En revanche, Moussif recherchait les traces. Elles ne paraissaient pas évidentes dans la terre inhabituellement sèche, mais lui comme moi repérions les layons qui déviaient du sentier. À l'affut des brins herbes pliés et des branches cassées, nous remontions la piste en nous suivant de près. Ce qui finit par exaspérer le sénateur.

— C'est ridicule, Kosan. Allions-nous ! Je te laisserai la gloire et tu me laisseras la prise.

— Hélas, aujourd'hui, c'est l'inverse qui m'intéresse. Je crains fort que nous soyons contraints de nous tirer dans les pattes.

Mon ami dressa un sourcil étonné, puis pouffa de rire.

— Tu as mal choisi ton jour pour déroger à tes habitudes. Faisons ainsi, mais tu ne te plaindras pas que je te le ravive sous le nez. Maintenant, silence.

La traque se poursuivit. Je pestai intérieurement de devoir tracer dans les pas de cet hurluberlu en redingote rouge vif. Pour sûr, tu le verrais arriver. Le chemin bifurqua ; une fausse piste. Un habile stratagème de ta part. J'espérais que Moussif emprunterait la mauvaise. Il ne se fit pas avoir. Je rongeai mon frein. La chance n'allait pas tarder à me sourire.

Les traces s'arrêtaient nettes. Devant un chêne. Aux écorces éraflées, il n'était pas bien difficile de déduire que tu avais escaladé. Moussif leva son canon, scrutant les ombres dans la canopée. Les branches enlaçaient leurs voisines dans des embrassades intriquées. Mon ami suivit avec attention cette passerelle des hauteurs.

Je renonçai à l'imiter. Tassé dans un buisson de renouée ; je gardai plutôt l'œil sur le viseur. J'escomptais que tu te montres plus malin que lui et ne fus pas déçu. Alors que Moussif progressait le nez en l'air, il ne te vit pas surgir de derrière un tronc.

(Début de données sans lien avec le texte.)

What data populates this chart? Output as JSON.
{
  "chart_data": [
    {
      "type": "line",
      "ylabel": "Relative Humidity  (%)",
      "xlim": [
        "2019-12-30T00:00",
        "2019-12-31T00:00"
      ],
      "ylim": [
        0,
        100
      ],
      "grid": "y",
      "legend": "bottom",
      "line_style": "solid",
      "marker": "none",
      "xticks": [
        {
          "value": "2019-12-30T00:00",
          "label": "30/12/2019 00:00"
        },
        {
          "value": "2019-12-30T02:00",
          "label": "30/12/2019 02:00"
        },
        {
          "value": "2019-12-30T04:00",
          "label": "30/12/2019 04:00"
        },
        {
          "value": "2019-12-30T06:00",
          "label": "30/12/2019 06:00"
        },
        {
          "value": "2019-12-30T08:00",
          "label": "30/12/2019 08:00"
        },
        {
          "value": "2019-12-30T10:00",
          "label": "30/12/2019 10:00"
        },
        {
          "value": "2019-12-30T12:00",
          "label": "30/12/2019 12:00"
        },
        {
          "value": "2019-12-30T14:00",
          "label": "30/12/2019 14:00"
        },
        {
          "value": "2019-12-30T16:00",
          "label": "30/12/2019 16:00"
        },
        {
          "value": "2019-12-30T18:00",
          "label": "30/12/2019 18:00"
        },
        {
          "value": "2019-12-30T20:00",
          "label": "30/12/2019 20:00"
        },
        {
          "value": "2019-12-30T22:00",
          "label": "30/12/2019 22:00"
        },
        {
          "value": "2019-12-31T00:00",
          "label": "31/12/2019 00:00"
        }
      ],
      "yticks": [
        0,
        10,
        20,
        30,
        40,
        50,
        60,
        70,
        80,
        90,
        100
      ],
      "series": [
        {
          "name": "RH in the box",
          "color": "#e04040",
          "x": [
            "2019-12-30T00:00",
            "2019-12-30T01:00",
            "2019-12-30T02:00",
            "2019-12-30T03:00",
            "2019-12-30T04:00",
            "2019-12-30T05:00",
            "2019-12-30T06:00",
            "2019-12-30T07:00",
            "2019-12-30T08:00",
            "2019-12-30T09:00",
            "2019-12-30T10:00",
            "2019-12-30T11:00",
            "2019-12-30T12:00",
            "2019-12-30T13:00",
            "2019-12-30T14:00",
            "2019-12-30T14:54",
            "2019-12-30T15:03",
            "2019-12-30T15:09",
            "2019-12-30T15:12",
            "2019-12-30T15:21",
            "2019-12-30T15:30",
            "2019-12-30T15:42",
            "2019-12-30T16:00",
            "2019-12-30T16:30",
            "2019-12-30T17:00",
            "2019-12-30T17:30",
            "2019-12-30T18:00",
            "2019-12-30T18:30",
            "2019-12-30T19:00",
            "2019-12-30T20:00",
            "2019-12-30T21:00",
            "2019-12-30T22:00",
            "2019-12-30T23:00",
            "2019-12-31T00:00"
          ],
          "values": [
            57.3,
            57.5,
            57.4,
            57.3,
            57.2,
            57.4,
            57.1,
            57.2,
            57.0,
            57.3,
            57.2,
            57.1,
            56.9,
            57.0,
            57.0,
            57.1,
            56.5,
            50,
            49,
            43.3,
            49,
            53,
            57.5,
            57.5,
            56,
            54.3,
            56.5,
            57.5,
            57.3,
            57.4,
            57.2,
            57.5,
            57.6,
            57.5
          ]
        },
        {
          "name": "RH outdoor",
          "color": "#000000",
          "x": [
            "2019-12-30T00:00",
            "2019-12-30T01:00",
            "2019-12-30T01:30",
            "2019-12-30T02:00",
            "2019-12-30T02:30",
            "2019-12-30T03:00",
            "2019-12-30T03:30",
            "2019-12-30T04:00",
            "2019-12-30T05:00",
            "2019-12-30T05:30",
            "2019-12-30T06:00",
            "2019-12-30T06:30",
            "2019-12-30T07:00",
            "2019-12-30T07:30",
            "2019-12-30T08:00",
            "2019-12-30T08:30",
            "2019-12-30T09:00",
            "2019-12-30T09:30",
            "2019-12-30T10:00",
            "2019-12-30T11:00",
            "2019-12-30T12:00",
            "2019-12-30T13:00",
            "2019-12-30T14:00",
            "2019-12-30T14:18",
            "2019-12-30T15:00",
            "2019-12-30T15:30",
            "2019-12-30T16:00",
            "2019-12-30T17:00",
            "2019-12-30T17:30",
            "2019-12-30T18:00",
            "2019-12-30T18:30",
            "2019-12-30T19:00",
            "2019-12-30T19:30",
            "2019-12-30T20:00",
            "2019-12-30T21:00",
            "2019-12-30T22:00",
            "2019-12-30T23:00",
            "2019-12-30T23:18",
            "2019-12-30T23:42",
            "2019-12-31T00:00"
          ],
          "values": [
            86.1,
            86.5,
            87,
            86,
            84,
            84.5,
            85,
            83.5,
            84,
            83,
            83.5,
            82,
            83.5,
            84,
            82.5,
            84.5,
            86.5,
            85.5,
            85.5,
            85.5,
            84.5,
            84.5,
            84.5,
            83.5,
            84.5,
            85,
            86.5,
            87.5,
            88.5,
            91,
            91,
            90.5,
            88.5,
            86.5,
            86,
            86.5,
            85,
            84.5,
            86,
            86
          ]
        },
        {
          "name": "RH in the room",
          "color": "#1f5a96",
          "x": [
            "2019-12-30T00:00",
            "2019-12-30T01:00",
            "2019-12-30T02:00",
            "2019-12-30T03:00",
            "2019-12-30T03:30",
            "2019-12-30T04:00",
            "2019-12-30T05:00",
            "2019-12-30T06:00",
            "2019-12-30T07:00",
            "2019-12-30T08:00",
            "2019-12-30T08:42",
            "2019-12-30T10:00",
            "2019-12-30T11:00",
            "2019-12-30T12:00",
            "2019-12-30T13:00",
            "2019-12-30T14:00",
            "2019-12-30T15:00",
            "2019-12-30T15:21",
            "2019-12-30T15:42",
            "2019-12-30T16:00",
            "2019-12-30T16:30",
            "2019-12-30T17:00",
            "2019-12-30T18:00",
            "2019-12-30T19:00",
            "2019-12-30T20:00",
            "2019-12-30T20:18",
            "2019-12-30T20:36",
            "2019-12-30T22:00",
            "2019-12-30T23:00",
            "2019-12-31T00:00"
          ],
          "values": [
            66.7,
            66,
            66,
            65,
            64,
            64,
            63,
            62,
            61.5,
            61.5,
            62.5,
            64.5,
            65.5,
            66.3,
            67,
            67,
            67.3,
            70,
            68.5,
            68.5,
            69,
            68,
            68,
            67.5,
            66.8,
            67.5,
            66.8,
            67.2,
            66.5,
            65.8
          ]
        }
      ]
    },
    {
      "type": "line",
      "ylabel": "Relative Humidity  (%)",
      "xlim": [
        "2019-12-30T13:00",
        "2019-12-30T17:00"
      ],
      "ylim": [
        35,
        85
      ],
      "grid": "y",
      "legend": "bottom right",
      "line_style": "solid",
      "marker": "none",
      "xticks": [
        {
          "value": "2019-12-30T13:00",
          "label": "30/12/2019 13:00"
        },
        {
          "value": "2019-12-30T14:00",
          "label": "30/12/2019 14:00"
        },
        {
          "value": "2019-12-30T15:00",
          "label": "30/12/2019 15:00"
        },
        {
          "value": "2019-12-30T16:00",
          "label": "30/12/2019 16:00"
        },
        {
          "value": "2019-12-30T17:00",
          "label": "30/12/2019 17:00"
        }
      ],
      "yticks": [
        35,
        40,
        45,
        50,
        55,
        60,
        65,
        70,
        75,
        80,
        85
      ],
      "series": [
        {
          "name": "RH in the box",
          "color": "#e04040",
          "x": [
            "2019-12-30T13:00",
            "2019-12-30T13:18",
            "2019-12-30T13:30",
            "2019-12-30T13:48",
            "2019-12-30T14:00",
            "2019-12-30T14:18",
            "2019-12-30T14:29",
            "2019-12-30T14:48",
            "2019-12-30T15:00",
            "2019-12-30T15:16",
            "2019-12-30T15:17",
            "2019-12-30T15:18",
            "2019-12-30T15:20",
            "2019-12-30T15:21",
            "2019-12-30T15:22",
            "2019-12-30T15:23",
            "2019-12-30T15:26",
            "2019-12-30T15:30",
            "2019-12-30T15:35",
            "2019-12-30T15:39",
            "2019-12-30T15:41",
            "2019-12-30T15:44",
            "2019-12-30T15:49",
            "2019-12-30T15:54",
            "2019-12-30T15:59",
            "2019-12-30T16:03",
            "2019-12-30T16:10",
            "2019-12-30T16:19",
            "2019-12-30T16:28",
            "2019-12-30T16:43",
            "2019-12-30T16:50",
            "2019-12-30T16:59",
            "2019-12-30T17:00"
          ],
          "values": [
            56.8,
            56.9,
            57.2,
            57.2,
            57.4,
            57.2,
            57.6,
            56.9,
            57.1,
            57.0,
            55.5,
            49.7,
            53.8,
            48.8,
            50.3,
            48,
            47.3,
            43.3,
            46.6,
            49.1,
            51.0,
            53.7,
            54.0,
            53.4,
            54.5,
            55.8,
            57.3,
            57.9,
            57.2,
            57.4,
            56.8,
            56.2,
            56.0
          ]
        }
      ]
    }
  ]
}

Comme pour la fausse piste, les marques sur l'écorce étaient un leurre.

Ton attaque grossière dénotait une cruelle absence de technique, mais ta hargne et l'effet de surprise suffirent à compenser. Moussif bascula, sa tenue proprette alla épouser les résidus de gadoue ; tu t'emparas de son fusil et le mis en joue. J'aurais applaudi des deux mains si je n'avais pas eu une occasion à saisir. Car à ce jeu truqué, tu ne pouvais pas gagner.

Je tirai. Le projectile heurta ton épaule et te fit lâcher l'arme. Je ne perdis pas de temps et jetai mes forces économisées dans un sprint. Moussif allait se relever, mais je le bousculai en passant. Je prétexterais une maladresse plus tard.

La douleur te ralentissait. Il ne fallut que quelques foulées pour te rattraper et réaliser un plaquage à faire rougir ta démonstration d'un peu plus tôt.

Bien sûr, tu n'allais pas me céder la victoire si facilement. Tu te débattis avec rage, ton bras valide lacérait mon manteau épais, tes jambes rudoyaient la couverture feuillue du sol ; sans grand succès. Je raffermissais ma prise et te retournai. Tes bras maintenus au-dessus de la tête et un genou pressé contre ton sternum, j'appuyais suffisamment pour te couper le souffle sans te briser les côtes ; puis me penchai pour chuchoter sur le ton de la confidence :

— Tu ne gagnes rien à lutter. Si personne ne t'attrape, ils te reverront d'où tu viens. Alors choisis : moi, le type que tu as renversé ou le Lisier ?

Tes yeux s'agrandirent de stupeur ; puis se rétrécirent de rage. Sans doute n'appréciais-tu guère ce rappel à tes origines. Gonflé d'assurance, je me tenais quelques centimètres en surplomb ; un sourire se peignait sur mon visage, persuadé de ta décision.